Study on the integration of fluid catalytic cracking unit in refinery with solvent-based carbon capture through process simulation

Abstract Fluid catalytic cracking unit (FCCU) is an important refinery process by cracking heavy hydrocarbons to form lighter valuable products, including gasoline and diesel oil. However, the FCCU also generates the largest amount of CO 2 emissions among all the refinery units. To solve this problem, solvent-based carbon capture can be introduced to capture CO 2 in the flue gas from FCCU, but the energy consumption from the reboiler of the carbon capture plant will undoubtedly reduce the economic benefits of the refinery. In this paper, solvent-based carbon capture for an FCCU in a real life refinery is studied through process simulation. This study takes into account the process design and heat integration. An industrial FCCU with a feed capacity of over 1.4 million tons vacuum gas oil per year was modelled, and the process model was validated according to industrial operating data.

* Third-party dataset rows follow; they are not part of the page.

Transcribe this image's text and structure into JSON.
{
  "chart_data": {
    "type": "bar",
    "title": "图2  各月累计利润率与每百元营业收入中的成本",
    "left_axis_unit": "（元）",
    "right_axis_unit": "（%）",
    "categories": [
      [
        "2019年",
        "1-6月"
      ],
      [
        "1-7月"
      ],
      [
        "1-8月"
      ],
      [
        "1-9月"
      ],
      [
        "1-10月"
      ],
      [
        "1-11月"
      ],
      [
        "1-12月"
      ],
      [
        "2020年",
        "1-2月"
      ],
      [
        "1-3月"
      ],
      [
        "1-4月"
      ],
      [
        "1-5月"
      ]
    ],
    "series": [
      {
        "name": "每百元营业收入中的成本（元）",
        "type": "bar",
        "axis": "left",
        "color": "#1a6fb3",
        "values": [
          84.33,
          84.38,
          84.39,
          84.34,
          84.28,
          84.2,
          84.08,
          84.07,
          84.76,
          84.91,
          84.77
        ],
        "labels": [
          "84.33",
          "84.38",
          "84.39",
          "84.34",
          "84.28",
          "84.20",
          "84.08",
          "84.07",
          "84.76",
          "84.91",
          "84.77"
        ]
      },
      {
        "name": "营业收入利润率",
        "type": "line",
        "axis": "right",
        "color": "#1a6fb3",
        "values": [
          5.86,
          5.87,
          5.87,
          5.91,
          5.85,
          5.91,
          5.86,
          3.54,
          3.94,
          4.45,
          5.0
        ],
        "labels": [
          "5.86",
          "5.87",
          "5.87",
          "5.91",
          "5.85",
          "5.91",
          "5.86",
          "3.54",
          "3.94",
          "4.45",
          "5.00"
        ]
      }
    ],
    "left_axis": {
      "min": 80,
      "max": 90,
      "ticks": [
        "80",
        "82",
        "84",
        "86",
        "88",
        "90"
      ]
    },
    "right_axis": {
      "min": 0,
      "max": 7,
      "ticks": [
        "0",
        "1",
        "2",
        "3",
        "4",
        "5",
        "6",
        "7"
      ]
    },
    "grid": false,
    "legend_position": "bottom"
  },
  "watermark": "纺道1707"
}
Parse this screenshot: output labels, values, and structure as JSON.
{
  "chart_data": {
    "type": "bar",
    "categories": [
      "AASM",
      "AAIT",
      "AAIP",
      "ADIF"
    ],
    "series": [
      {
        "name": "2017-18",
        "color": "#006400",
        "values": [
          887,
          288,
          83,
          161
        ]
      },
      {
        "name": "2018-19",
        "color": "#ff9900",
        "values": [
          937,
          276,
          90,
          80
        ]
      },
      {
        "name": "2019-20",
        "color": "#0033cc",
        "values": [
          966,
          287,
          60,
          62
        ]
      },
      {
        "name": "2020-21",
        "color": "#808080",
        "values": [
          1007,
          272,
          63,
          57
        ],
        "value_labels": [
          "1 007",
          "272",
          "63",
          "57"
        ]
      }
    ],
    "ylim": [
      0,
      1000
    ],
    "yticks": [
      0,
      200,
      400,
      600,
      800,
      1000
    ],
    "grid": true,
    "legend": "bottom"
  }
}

A carbon capture plant model with MEA solvent was also developed in Aspen Plus® at pilot scale, and scaled up to match the capacity of the FCC unit. Case studies were performed to analyze the integration of the FCCU with commercial scale carbon capture plant, in which different heat integration options were discussed to reduce the energy consumption. The simulation results indicated that a proper design of heat integration will significantly reduce the energy consumption when the carbon capture plant is integrated with an industrial FCCU.